[postgis-users] Spatially ordering data

Jonathan Moules jonathan-lists at lightpear.com
Mon Mar 6 06:33:04 PST 2017


Hi List,
    Thanks for all the suggestions. I think I've solved this using a combination of methods from the responses and wanted to share for anyone in the future.
    
Things I tried that didn't work for me (beyond what was in the previous post):
* Convert to a point, then extract the Lat/Lon and integer ORDERing by that (as per Robert's suggestion) - this didn't work well because it tends to produce long strips which isn't suitable for my purposes.

* Mark's linked Quadtree generation SQL. But I couldn't get it to work.

What did work:
I took the Content Based Grid from previously (which seems to basically be a form of Quadtree anyway) that I had created with Lar's tool, and then grabbed the bounds of it.

For each grid, I could then run this SQL:

select 
    polygon_id,
    geom 
from (
    select 
        polygon_id,
        geom,
        floor(st_x(p_geom)) as x_index, 
        floor(st_y(p_geom)) as y_index 
    from (
        select 
            polygon_id,
            geom, 
            ST_PointN(ST_Exteriorring(geom), 1) as p_geom 
        from 
            mdms.polygon_active
    ) a
) b
where 
    x_index >= @Value(_xmin) and x_index < @Value(_xmax)
    AND
    Y_index >= @Value(_ymin) and y_index < @Value(_ymax)


This was run from FME, hence the "@Value()" bits in the WHERE clause, which substitute the Grid bounds values when sent to SQL. I'm sure the entire thing could be a single SQL query, but that I leave as an exercise for the reader.
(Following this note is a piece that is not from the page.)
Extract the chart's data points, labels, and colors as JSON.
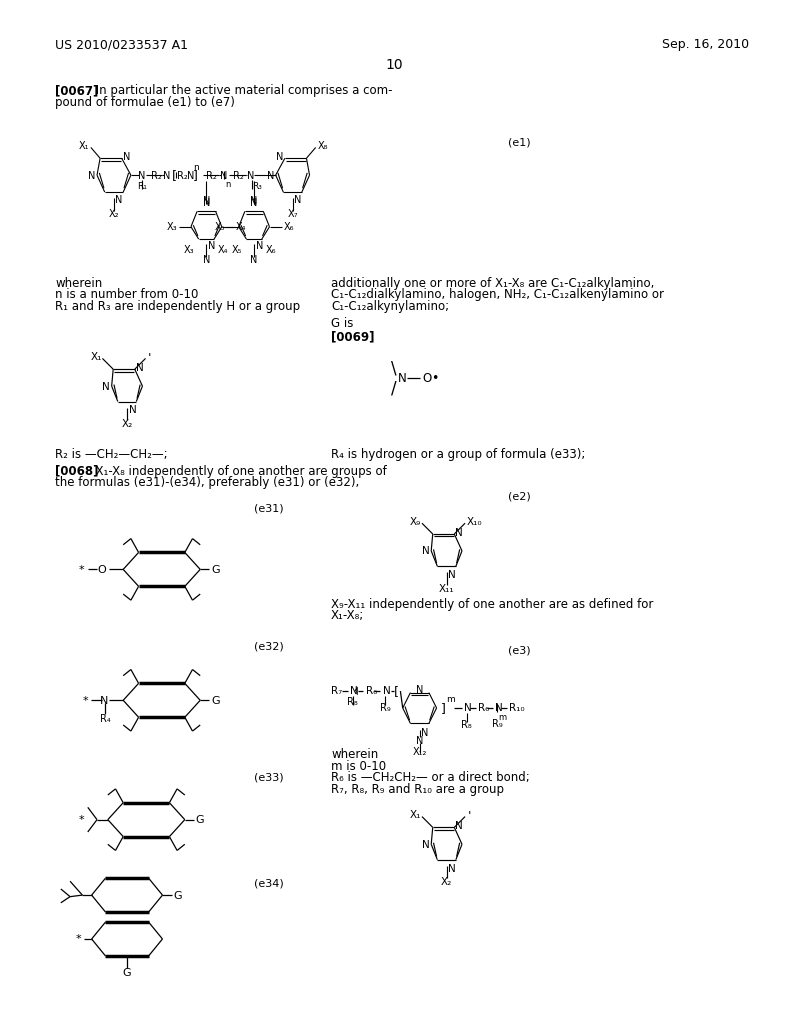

For those who, like me, don't have SQL as their first or second language:
1) The innermost select converts the polygons to points (i.e. "ST_PointN(ST_Exteriorring(geom), 1)"). I'm using this method because it's considerably faster than ST_Centroid, and I don't care where the point is in relation to the geometry.

2) The mid-select get's the point coordinates (i.e. "floor(st_x(p_geom)) as x_index")
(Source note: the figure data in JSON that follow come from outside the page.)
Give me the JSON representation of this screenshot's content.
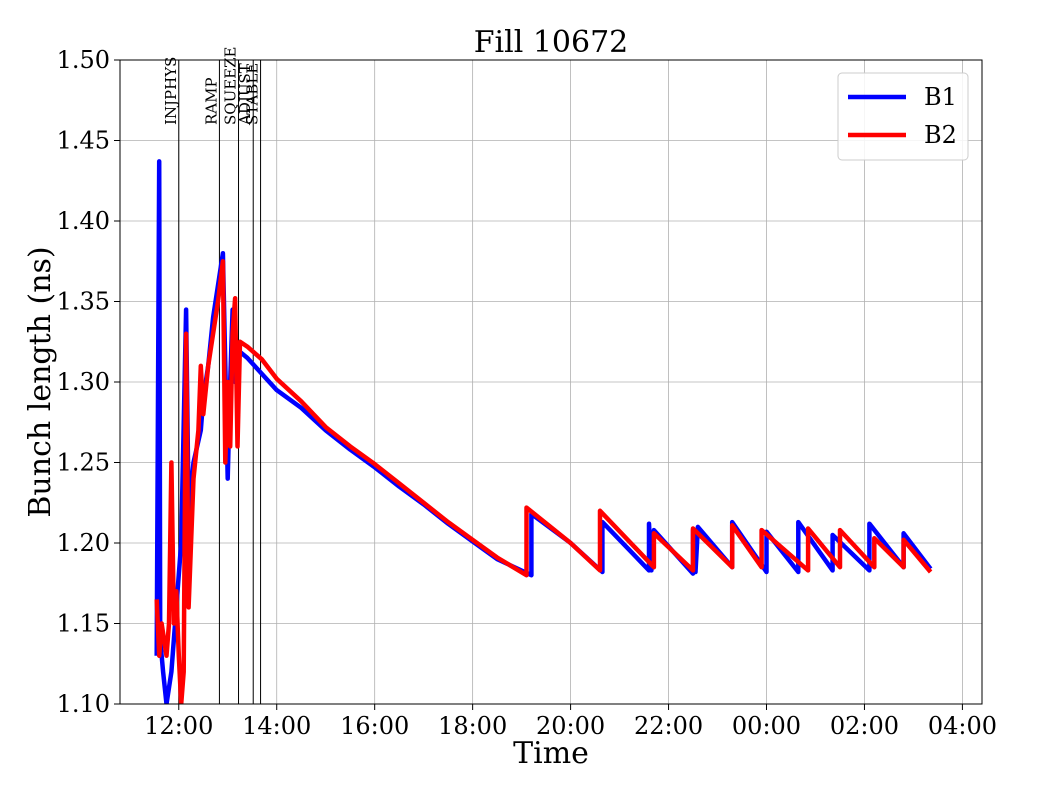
{
  "chart_data": {
    "type": "line",
    "title": "Fill 10672",
    "xlabel": "Time",
    "ylabel": "Bunch length (ns)",
    "x_unit": "hours",
    "xlim": [
      10.8,
      28.4
    ],
    "ylim": [
      1.1,
      1.5
    ],
    "x_ticks": [
      {
        "value": 12,
        "label": "12:00"
      },
      {
        "value": 14,
        "label": "14:00"
      },
      {
        "value": 16,
        "label": "16:00"
      },
      {
        "value": 18,
        "label": "18:00"
      },
      {
        "value": 20,
        "label": "20:00"
      },
      {
        "value": 22,
        "label": "22:00"
      },
      {
        "value": 24,
        "label": "00:00"
      },
      {
        "value": 26,
        "label": "02:00"
      },
      {
        "value": 28,
        "label": "04:00"
      }
    ],
    "y_ticks": [
      {
        "value": 1.1,
        "label": "1.10"
      },
      {
        "value": 1.15,
        "label": "1.15"
      },
      {
        "value": 1.2,
        "label": "1.20"
      },
      {
        "value": 1.25,
        "label": "1.25"
      },
      {
        "value": 1.3,
        "label": "1.30"
      },
      {
        "value": 1.35,
        "label": "1.35"
      },
      {
        "value": 1.4,
        "label": "1.40"
      },
      {
        "value": 1.45,
        "label": "1.45"
      },
      {
        "value": 1.5,
        "label": "1.50"
      }
    ],
    "grid": true,
    "legend_position": "top-right",
    "phases": [
      {
        "label": "INJPHYS",
        "x": 12.0
      },
      {
        "label": "RAMP",
        "x": 12.83
      },
      {
        "label": "SQUEEZE",
        "x": 13.22
      },
      {
        "label": "ADJUST",
        "x": 13.52
      },
      {
        "label": "STABLE",
        "x": 13.67
      }
    ],
    "series": [
      {
        "name": "B1",
        "color": "#0000ff",
        "points": [
          [
            11.55,
            1.13
          ],
          [
            11.6,
            1.437
          ],
          [
            11.62,
            1.14
          ],
          [
            11.68,
            1.12
          ],
          [
            11.75,
            1.1
          ],
          [
            11.85,
            1.12
          ],
          [
            11.95,
            1.16
          ],
          [
            12.05,
            1.2
          ],
          [
            12.12,
            1.3
          ],
          [
            12.15,
            1.345
          ],
          [
            12.2,
            1.22
          ],
          [
            12.3,
            1.25
          ],
          [
            12.45,
            1.27
          ],
          [
            12.5,
            1.29
          ],
          [
            12.6,
            1.31
          ],
          [
            12.7,
            1.34
          ],
          [
            12.8,
            1.36
          ],
          [
            12.9,
            1.38
          ],
          [
            12.95,
            1.31
          ],
          [
            13.0,
            1.24
          ],
          [
            13.05,
            1.3
          ],
          [
            13.1,
            1.345
          ],
          [
            13.15,
            1.3
          ],
          [
            13.2,
            1.32
          ],
          [
            13.4,
            1.315
          ],
          [
            13.7,
            1.305
          ],
          [
            14.0,
            1.295
          ],
          [
            14.5,
            1.284
          ],
          [
            15.0,
            1.27
          ],
          [
            15.5,
            1.258
          ],
          [
            16.0,
            1.247
          ],
          [
            16.5,
            1.235
          ],
          [
            17.0,
            1.224
          ],
          [
            17.5,
            1.212
          ],
          [
            18.0,
            1.201
          ],
          [
            18.5,
            1.19
          ],
          [
            19.2,
            1.18
          ],
          [
            19.2,
            1.218
          ],
          [
            20.0,
            1.2
          ],
          [
            20.65,
            1.182
          ],
          [
            20.65,
            1.213
          ],
          [
            21.6,
            1.183
          ],
          [
            21.6,
            1.212
          ],
          [
            21.65,
            1.183
          ],
          [
            21.7,
            1.208
          ],
          [
            22.5,
            1.181
          ],
          [
            22.5,
            1.208
          ],
          [
            22.55,
            1.182
          ],
          [
            22.6,
            1.21
          ],
          [
            23.3,
            1.185
          ],
          [
            23.3,
            1.213
          ],
          [
            24.0,
            1.182
          ],
          [
            24.0,
            1.207
          ],
          [
            24.65,
            1.182
          ],
          [
            24.65,
            1.213
          ],
          [
            25.35,
            1.183
          ],
          [
            25.35,
            1.205
          ],
          [
            26.1,
            1.183
          ],
          [
            26.1,
            1.212
          ],
          [
            26.8,
            1.185
          ],
          [
            26.8,
            1.206
          ],
          [
            27.35,
            1.184
          ]
        ]
      },
      {
        "name": "B2",
        "color": "#ff0000",
        "points": [
          [
            11.55,
            1.165
          ],
          [
            11.6,
            1.13
          ],
          [
            11.65,
            1.15
          ],
          [
            11.75,
            1.13
          ],
          [
            11.8,
            1.15
          ],
          [
            11.85,
            1.25
          ],
          [
            11.9,
            1.15
          ],
          [
            11.95,
            1.17
          ],
          [
            12.0,
            1.13
          ],
          [
            12.05,
            1.1
          ],
          [
            12.1,
            1.12
          ],
          [
            12.15,
            1.33
          ],
          [
            12.2,
            1.16
          ],
          [
            12.3,
            1.24
          ],
          [
            12.4,
            1.27
          ],
          [
            12.45,
            1.31
          ],
          [
            12.5,
            1.28
          ],
          [
            12.6,
            1.31
          ],
          [
            12.7,
            1.33
          ],
          [
            12.8,
            1.35
          ],
          [
            12.9,
            1.375
          ],
          [
            12.95,
            1.25
          ],
          [
            13.0,
            1.3
          ],
          [
            13.05,
            1.26
          ],
          [
            13.1,
            1.33
          ],
          [
            13.15,
            1.352
          ],
          [
            13.2,
            1.26
          ],
          [
            13.25,
            1.325
          ],
          [
            13.4,
            1.322
          ],
          [
            13.7,
            1.314
          ],
          [
            14.0,
            1.302
          ],
          [
            14.5,
            1.288
          ],
          [
            15.0,
            1.272
          ],
          [
            15.5,
            1.26
          ],
          [
            16.0,
            1.249
          ],
          [
            16.5,
            1.237
          ],
          [
            17.0,
            1.225
          ],
          [
            17.5,
            1.213
          ],
          [
            18.0,
            1.202
          ],
          [
            18.5,
            1.191
          ],
          [
            19.1,
            1.18
          ],
          [
            19.1,
            1.222
          ],
          [
            20.0,
            1.2
          ],
          [
            20.6,
            1.183
          ],
          [
            20.6,
            1.22
          ],
          [
            21.7,
            1.185
          ],
          [
            21.7,
            1.206
          ],
          [
            22.5,
            1.183
          ],
          [
            22.5,
            1.209
          ],
          [
            23.3,
            1.185
          ],
          [
            23.3,
            1.211
          ],
          [
            23.9,
            1.185
          ],
          [
            23.9,
            1.208
          ],
          [
            24.85,
            1.183
          ],
          [
            24.85,
            1.209
          ],
          [
            25.5,
            1.185
          ],
          [
            25.5,
            1.208
          ],
          [
            26.2,
            1.185
          ],
          [
            26.2,
            1.203
          ],
          [
            26.8,
            1.185
          ],
          [
            26.8,
            1.202
          ],
          [
            27.35,
            1.182
          ]
        ]
      }
    ]
  }
}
3) The outer clause uses the WHERE query to limit the points to only include ones that are greater than or EQUAL to the min bounds and less than the max bounds. This solves the problem of what happens if a point is on a shared boundary - it will be assigned to the grid whose minimum it sits on.

This processes reads and assigns a sample set of 1.3 million points in about 4 minutes.
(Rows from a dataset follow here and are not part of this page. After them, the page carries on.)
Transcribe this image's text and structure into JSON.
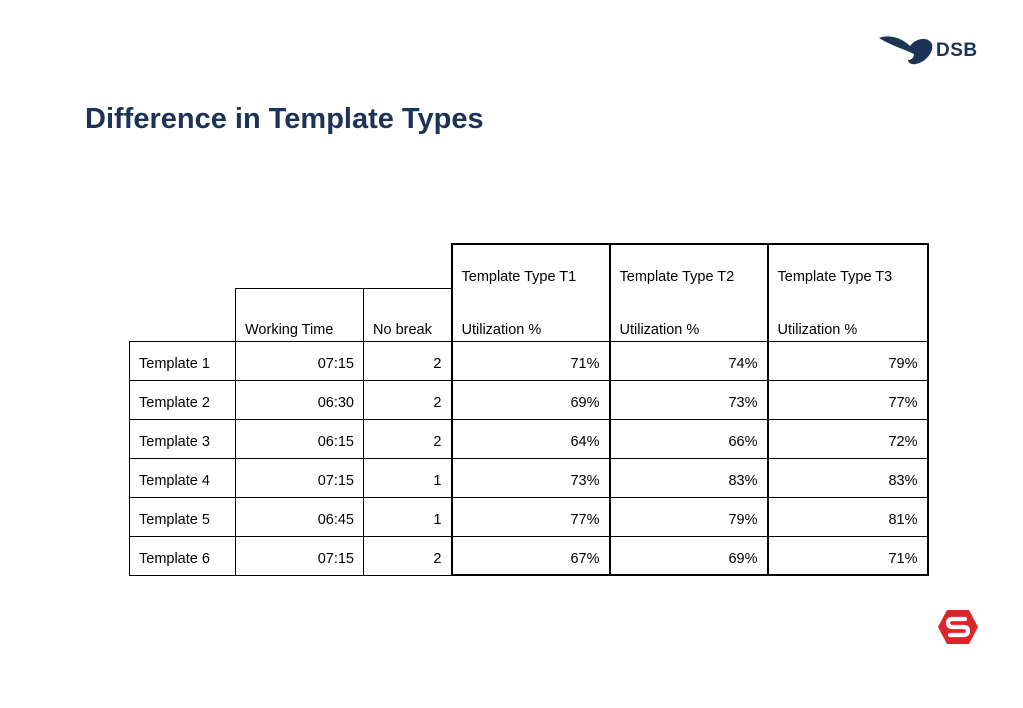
{
  "brand": {
    "wordmark": "DSB",
    "primary_color": "#1c3355",
    "accent_color": "#e0242b"
  },
  "page": {
    "title": "Difference in Template Types"
  },
  "table": {
    "header_row1": {
      "t1": "Template Type T1",
      "t2": "Template Type T2",
      "t3": "Template Type T3"
    },
    "header_row2": {
      "working_time": "Working Time",
      "no_break": "No break",
      "t1": "Utilization %",
      "t2": "Utilization %",
      "t3": "Utilization %"
    },
    "rows": [
      {
        "name": "Template 1",
        "working_time": "07:15",
        "no_break": "2",
        "t1": "71%",
        "t2": "74%",
        "t3": "79%"
      },
      {
        "name": "Template 2",
        "working_time": "06:30",
        "no_break": "2",
        "t1": "69%",
        "t2": "73%",
        "t3": "77%"
      },
      {
        "name": "Template 3",
        "working_time": "06:15",
        "no_break": "2",
        "t1": "64%",
        "t2": "66%",
        "t3": "72%"
      },
      {
        "name": "Template 4",
        "working_time": "07:15",
        "no_break": "1",
        "t1": "73%",
        "t2": "83%",
        "t3": "83%"
      },
      {
        "name": "Template 5",
        "working_time": "06:45",
        "no_break": "1",
        "t1": "77%",
        "t2": "79%",
        "t3": "81%"
      },
      {
        "name": "Template 6",
        "working_time": "07:15",
        "no_break": "2",
        "t1": "67%",
        "t2": "69%",
        "t3": "71%"
      }
    ]
  }
}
The result of this is lots of polygons that are all spatially clustered together, in groups of no more than 500,000 polygons (that's the value I used to create the Grid).

The only problem I'm aware of is the fact that any points that sit on the very maximum boundary of the entire grid may not be read as they will be equal to the maximum. I haven't come up with a good solution to that one other than to re-read it all.

Hope that helps someone. I think spatial sorting would be a great feature for PostGIS to incorporate by way of a formal function.

Cheers,
Jonathan


---- On Thu, 02 Mar 2017 18:38:28 +0000  Burgholzer<Robert.Burgholzer at deq.virginia.gov> wrote ---- 

How about: 
1. Take a centroid of each shape, 
2. Rounding it’s x and y coordinates to whole lat/lon values 
3. Ordering by lat_round, lon_round and these values would proceed in a gridded fashion. 
 
Ex: select oid, floor(st_x(the_geom)) as x_index, floor(st_y(the_geom)) as y_index from precip_noaa_daily_grid order by x_index, y_index; 
 oid | x_index | y_index 
-------+---------+--------- 
 2143 | -84 | 36 
 2142 | -84 | 36 
 2141 | -84 | 36 
 2620 | -84 | 36 
 2619 | -84 | 36 
 2618 | -84 | 36 
 
 
The only drawback is that if there were data that were added during processing, they may be skipped by your processor, however, if you were to set a flag to indicate that something was processed, you’d be covered.